The problem is that here, in our vulnerable needy heart, it is often easier to build an idol than to build a Mishkan. It is easier to close off the insecurity and fear and hurt, to shut those all down, banish them with an idol that offers temporary refuge — this is our god; no worries; get busy; distract; be productive; build something; watch something; post something; check your phone; then for a moment at least you won’t feel the gnawing fear, the restlessness, the sense of incompleteness and inadequacy.
The Sanctuary (ies) as the True Refuge for our Vulnerability
(Purpose #2) And so the second purpose of the Torah’s use of a chiasm here — in addition to pointing to the Golden Calf incident as the centerpiece — the second purpose is related to the importance not of the inner layer (C), but of the outer layers (A and B); the second purpose is to portray the sanctuary — both of space and of time (shabbat) — as the answer, the ultimate refuge for this tender human heart of ours.
In their position surrounding the Golden Calf, the Mishkan and Shabbat both stand guard around this heart, offering a place of refuge, and yes, sanctuary. Our physical hearts are surrounded by lungs for protection, and the midrash notes that in the physical Mishkan, the wings of the cherubs atop the Ark offer protection for the Ark as heart. Similarly, the Mishkan and Shabbat are the protectors — double doors for extra security — for our vulnerability.
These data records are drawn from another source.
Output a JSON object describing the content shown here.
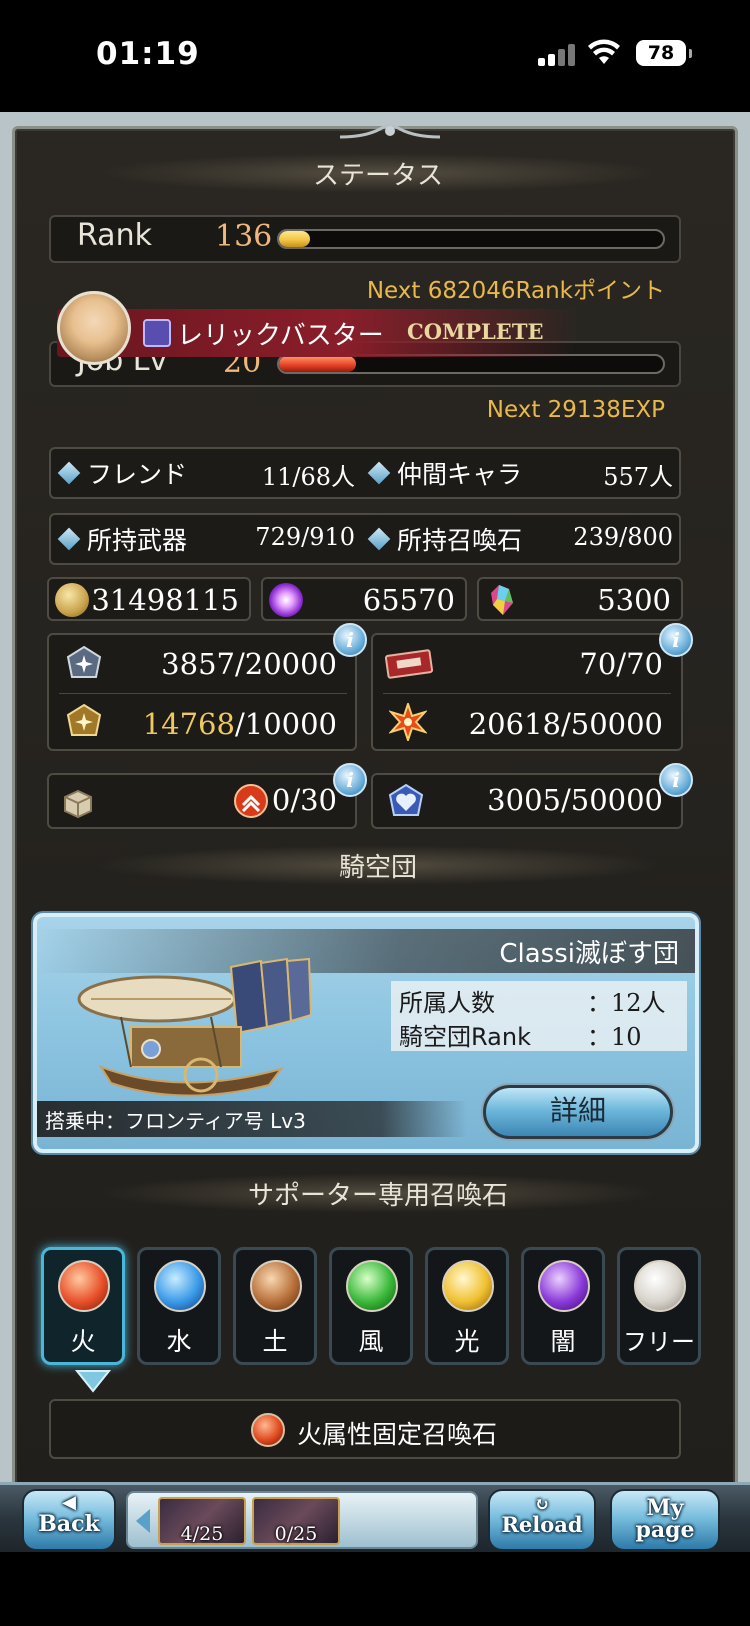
{
  "status_bar": {
    "time": "01:19",
    "battery": "78"
  },
  "status": {
    "title": "ステータス",
    "rank_label": "Rank",
    "rank_value": "136",
    "rank_progress": 0.08,
    "rank_next": "Next 682046Rankポイント",
    "job_name": "レリックバスター",
    "job_complete": "COMPLETE",
    "job_lv_label": "Job Lv",
    "job_lv_value": "20",
    "job_progress": 0.2,
    "job_next": "Next 29138EXP"
  },
  "counts": {
    "friends_label": "フレンド",
    "friends_value": "11/68人",
    "allies_label": "仲間キャラ",
    "allies_value": "557人",
    "weapons_label": "所持武器",
    "weapons_value": "729/910",
    "summons_label": "所持召喚石",
    "summons_value": "239/800"
  },
  "currencies": {
    "rupie": "31498115",
    "crystal_points": "65570",
    "crystals": "5300"
  },
  "items": {
    "item1": "3857/20000",
    "item2_current": "14768",
    "item2_max": "/10000",
    "item3": "70/70",
    "item4": "20618/50000",
    "item5": "0/30",
    "item6": "3005/50000"
  },
  "crew": {
    "section_title": "騎空団",
    "name": "Classi滅ぼす団",
    "members_label": "所属人数",
    "members_value": "：12人",
    "rank_label": "騎空団Rank",
    "rank_value": "：10",
    "boarding": "搭乗中：フロンティア号 Lv3",
    "detail_button": "詳細"
  },
  "supporter": {
    "section_title": "サポーター専用召喚石",
    "tabs": [
      "火",
      "水",
      "土",
      "風",
      "光",
      "闇",
      "フリー"
    ],
    "fixed_label": "火属性固定召喚石"
  },
  "nav": {
    "back": "Back",
    "quest1": "4/25",
    "quest2": "0/25",
    "reload": "Reload",
    "mypage_line1": "My",
    "mypage_line2": "page"
  },
  "colors": {
    "accent_gold": "#e9b84a",
    "rank_fill": "#f2c646",
    "job_fill": "#e8452a",
    "active_tab_glow": "#48b8e0"
  }
}
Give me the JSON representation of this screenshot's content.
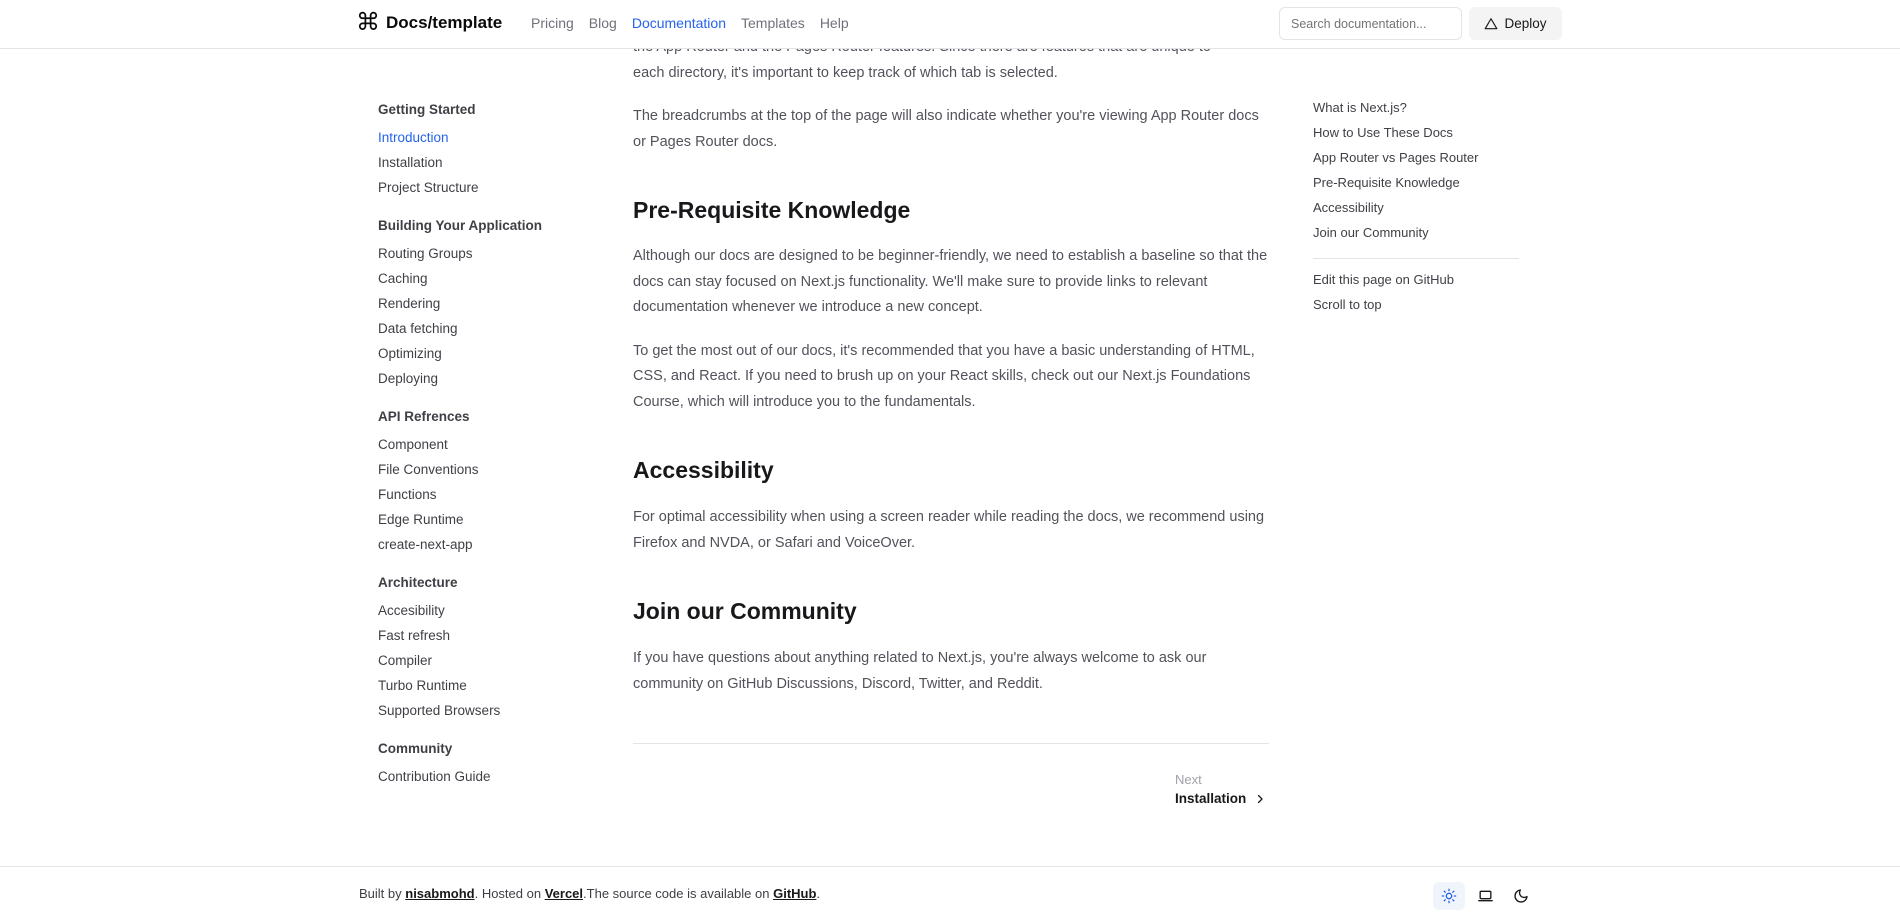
{
  "header": {
    "brand": "Docs/template",
    "nav": [
      "Pricing",
      "Blog",
      "Documentation",
      "Templates",
      "Help"
    ],
    "search_placeholder": "Search documentation...",
    "deploy_label": "Deploy"
  },
  "sidebar": {
    "groups": [
      {
        "heading": "Getting Started",
        "items": [
          "Introduction",
          "Installation",
          "Project Structure"
        ]
      },
      {
        "heading": "Building Your Application",
        "items": [
          "Routing Groups",
          "Caching",
          "Rendering",
          "Data fetching",
          "Optimizing",
          "Deploying"
        ]
      },
      {
        "heading": "API Refrences",
        "items": [
          "Component",
          "File Conventions",
          "Functions",
          "Edge Runtime",
          "create-next-app"
        ]
      },
      {
        "heading": "Architecture",
        "items": [
          "Accesibility",
          "Fast refresh",
          "Compiler",
          "Turbo Runtime",
          "Supported Browsers"
        ]
      },
      {
        "heading": "Community",
        "items": [
          "Contribution Guide"
        ]
      }
    ]
  },
  "main": {
    "p_top_1": "the App Router and the Pages Router features. Since there are features that are unique to",
    "p_top_2": "each directory, it's important to keep track of which tab is selected.",
    "p_breadcrumbs": "The breadcrumbs at the top of the page will also indicate whether you're viewing App Router docs or Pages Router docs.",
    "h_prereq": "Pre-Requisite Knowledge",
    "p_prereq_1": "Although our docs are designed to be beginner-friendly, we need to establish a baseline so that the docs can stay focused on Next.js functionality. We'll make sure to provide links to relevant documentation whenever we introduce a new concept.",
    "p_prereq_2": "To get the most out of our docs, it's recommended that you have a basic understanding of HTML, CSS, and React. If you need to brush up on your React skills, check out our Next.js Foundations Course, which will introduce you to the fundamentals.",
    "h_access": "Accessibility",
    "p_access": "For optimal accessibility when using a screen reader while reading the docs, we recommend using Firefox and NVDA, or Safari and VoiceOver.",
    "h_community": "Join our Community",
    "p_community": "If you have questions about anything related to Next.js, you're always welcome to ask our community on GitHub Discussions, Discord, Twitter, and Reddit.",
    "next_label": "Next",
    "next_title": "Installation"
  },
  "toc": {
    "items": [
      "What is Next.js?",
      "How to Use These Docs",
      "App Router vs Pages Router",
      "Pre-Requisite Knowledge",
      "Accessibility",
      "Join our Community"
    ],
    "edit": "Edit this page on GitHub",
    "scroll": "Scroll to top"
  },
  "footer": {
    "built_by": "Built by ",
    "author": "nisabmohd",
    "hosted_on": ". Hosted on ",
    "host": "Vercel",
    "source_text": ".The source code is available on ",
    "repo": "GitHub",
    "end": "."
  },
  "colors": {
    "accent": "#2563eb",
    "text": "#3f3f46",
    "heading": "#18181b",
    "border": "#e4e4e7"
  }
}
These two protectors point to the one true refuge in this world. While idolatry in all its ancient and modern forms is a false refuge — a place where we seek temporary refuge but which we know will ultimately not help us — there is only one true refuge — God — only one true refuge where we can rest our weary human selves without risk of losing or enslaving ourselves.
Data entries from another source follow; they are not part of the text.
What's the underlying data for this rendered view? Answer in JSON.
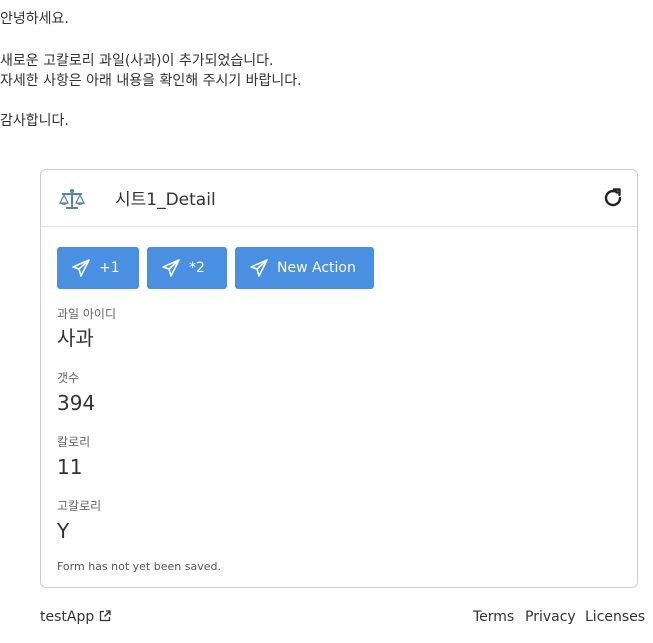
{
  "email": {
    "greeting": "안녕하세요.",
    "body_line1": "새로운 고칼로리 과일(사과)이 추가되었습니다.",
    "body_line2": "자세한 사항은 아래 내용을 확인해 주시기 바랍니다.",
    "closing": "감사합니다."
  },
  "card": {
    "title": "시트1_Detail",
    "header_icon": "scale-icon",
    "refresh_icon": "refresh-icon",
    "actions": [
      {
        "label": "+1",
        "icon": "send-icon"
      },
      {
        "label": "*2",
        "icon": "send-icon"
      },
      {
        "label": "New Action",
        "icon": "send-icon"
      }
    ],
    "fields": [
      {
        "label": "과일 아이디",
        "value": "사과"
      },
      {
        "label": "갯수",
        "value": "394"
      },
      {
        "label": "칼로리",
        "value": "11"
      },
      {
        "label": "고칼로리",
        "value": "Y"
      }
    ],
    "status_note": "Form has not yet been saved."
  },
  "footer": {
    "app_name": "testApp",
    "app_icon": "external-link-icon",
    "links": [
      "Terms",
      "Privacy",
      "Licenses"
    ]
  },
  "colors": {
    "accent": "#4a90e2",
    "border": "#cfcfcf",
    "text": "#333333"
  }
}
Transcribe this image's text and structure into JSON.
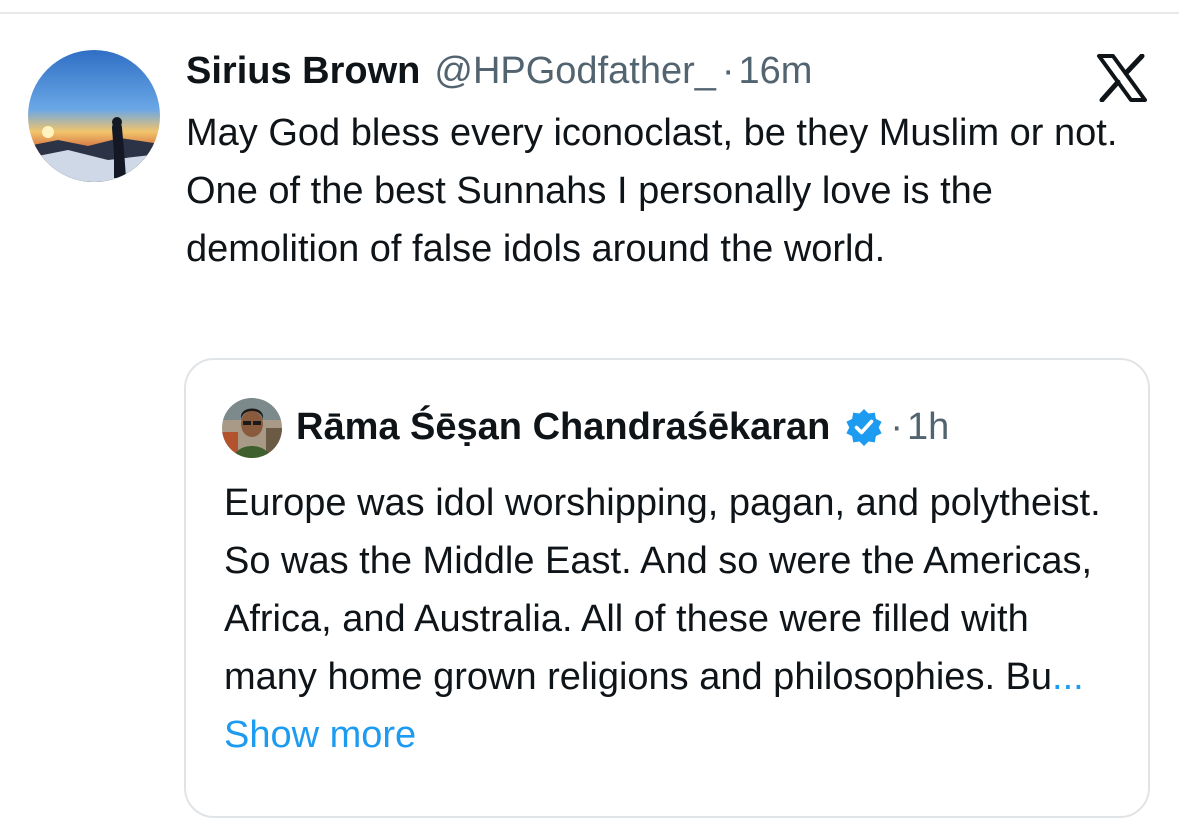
{
  "tweet": {
    "author_name": "Sirius Brown",
    "author_handle": "@HPGodfather_",
    "separator": "·",
    "time": "16m",
    "text": "May God bless every iconoclast, be they Muslim or not. One of the best Sunnahs I personally love is the demolition of false idols around the world."
  },
  "quoted_tweet": {
    "author_name": "Rāma Śēṣan Chandraśēkaran",
    "verified": true,
    "separator": "·",
    "time": "1h",
    "text": "Europe was idol worshipping, pagan, and polytheist. So was the Middle East. And so were the Americas, Africa, and Australia. All of these were filled with many home grown religions and philosophies. Bu",
    "ellipsis": "...",
    "show_more_label": "Show more"
  },
  "icons": {
    "platform_logo": "x-logo-icon",
    "verified_badge": "verified-badge-icon"
  },
  "colors": {
    "text_primary": "#0f1419",
    "text_secondary": "#536471",
    "link": "#1d9bf0",
    "verified": "#1d9bf0",
    "border": "#e1e4e7"
  }
}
The Mishkan and Shabbat are two aspects of this divine refuge, two ways of accessing this sanctuary of the heart, one a sanctuary of space and the other a sanctuary of time. In both, the central idea is that the human being is creating a place — either by setting aside a physical space or a specified time — for God to come dwell on earth, opening up to make room for God. In our anxious moments, we may feel like we need all the space and all the time in the world and have none to spare, but when we are able to make room for God, something counterintuitive happens — we open up space for God only to find that God is the space — the makom — that we dwell in, that God is the home for this heart of ours, the sanctuary, the only container that can truly hold all of our hurts and needs. When we make room, it turns out this is our home; we are coming home to God, and our hearts can finally rest in that peace, the peace of Shabbat, the peace of a God whose name is Shalom.
Shuvi Nafshi lemenuchaychi — Return, my soul, to your resting place. (Ps 116:7).
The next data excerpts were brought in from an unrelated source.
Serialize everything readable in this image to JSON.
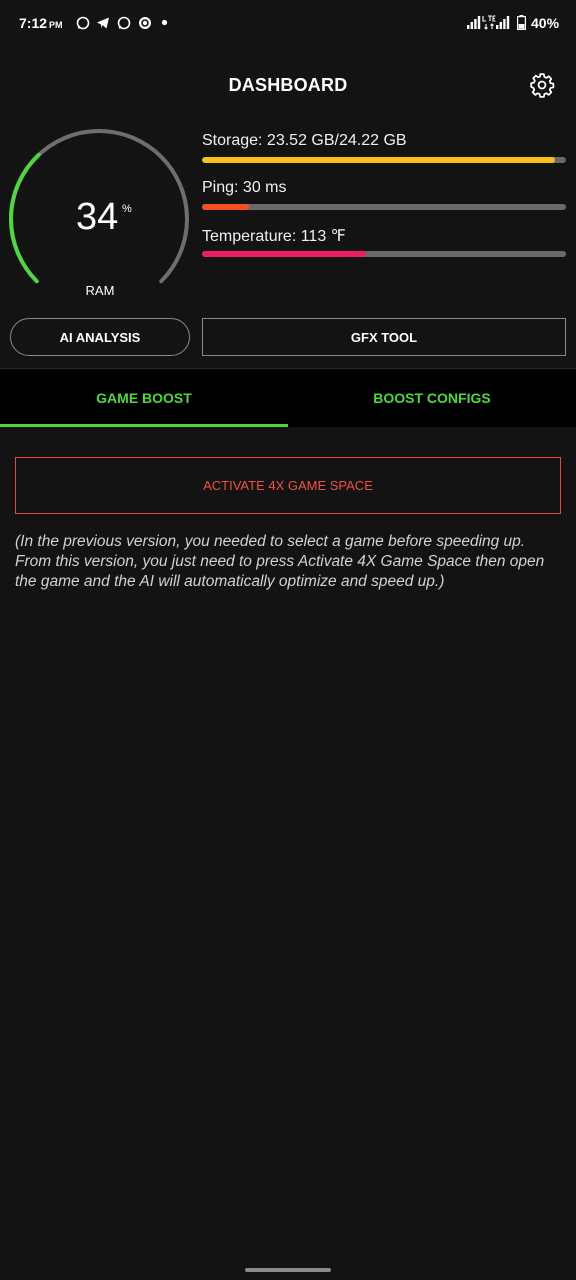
{
  "status_bar": {
    "time": "7:12",
    "ampm": "PM",
    "battery": "40%",
    "icons": [
      "whatsapp-icon",
      "telegram-icon",
      "whatsapp-icon",
      "app-icon",
      "dot-icon",
      "signal-icon",
      "lte-icon",
      "battery-icon"
    ]
  },
  "header": {
    "title": "DASHBOARD",
    "settings_icon": "gear-icon"
  },
  "ram": {
    "value": "34",
    "unit": "%",
    "label": "RAM",
    "percent": 34
  },
  "stats": [
    {
      "label": "Storage: 23.52 GB/24.22 GB",
      "fill_percent": 97,
      "color": "#f5c21b"
    },
    {
      "label": "Ping: 30 ms",
      "fill_percent": 13,
      "color": "#f4511e"
    },
    {
      "label": "Temperature: 113 ℉",
      "fill_percent": 45,
      "color": "#e91e63"
    }
  ],
  "buttons": {
    "ai_analysis": "AI ANALYSIS",
    "gfx_tool": "GFX TOOL"
  },
  "tabs": [
    {
      "label": "GAME BOOST",
      "active": true
    },
    {
      "label": "BOOST CONFIGS",
      "active": false
    }
  ],
  "activate_button": "ACTIVATE 4X GAME SPACE",
  "note": "(In the previous version, you needed to select a game before speeding up. From this version, you just need to press Activate 4X Game Space then open the game and the AI will automatically optimize and speed up.)",
  "colors": {
    "accent_green": "#4fd640",
    "danger_red": "#e8463a",
    "background": "#131313"
  }
}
Our worries, our uncertainty, our insecurity, our feelings of aloneness and abandonment, all of that is real — and also precious. It is the stuff inside that is looking for God, looking for a home, a refuge, a place to be held. We can construct idols or we can construct a Mishkan, a Shabbat, a true home inside us. In depicting the Mishkan and Shabbat as surrounding the Golden Calf, the Torah shows us structurally that these divine sanctuaries are the company we should keep — the malakhei hasheret, the accompanying angels — for this vulnerable heart. Our needy hearts need divine accompaniment; no other refuge will do.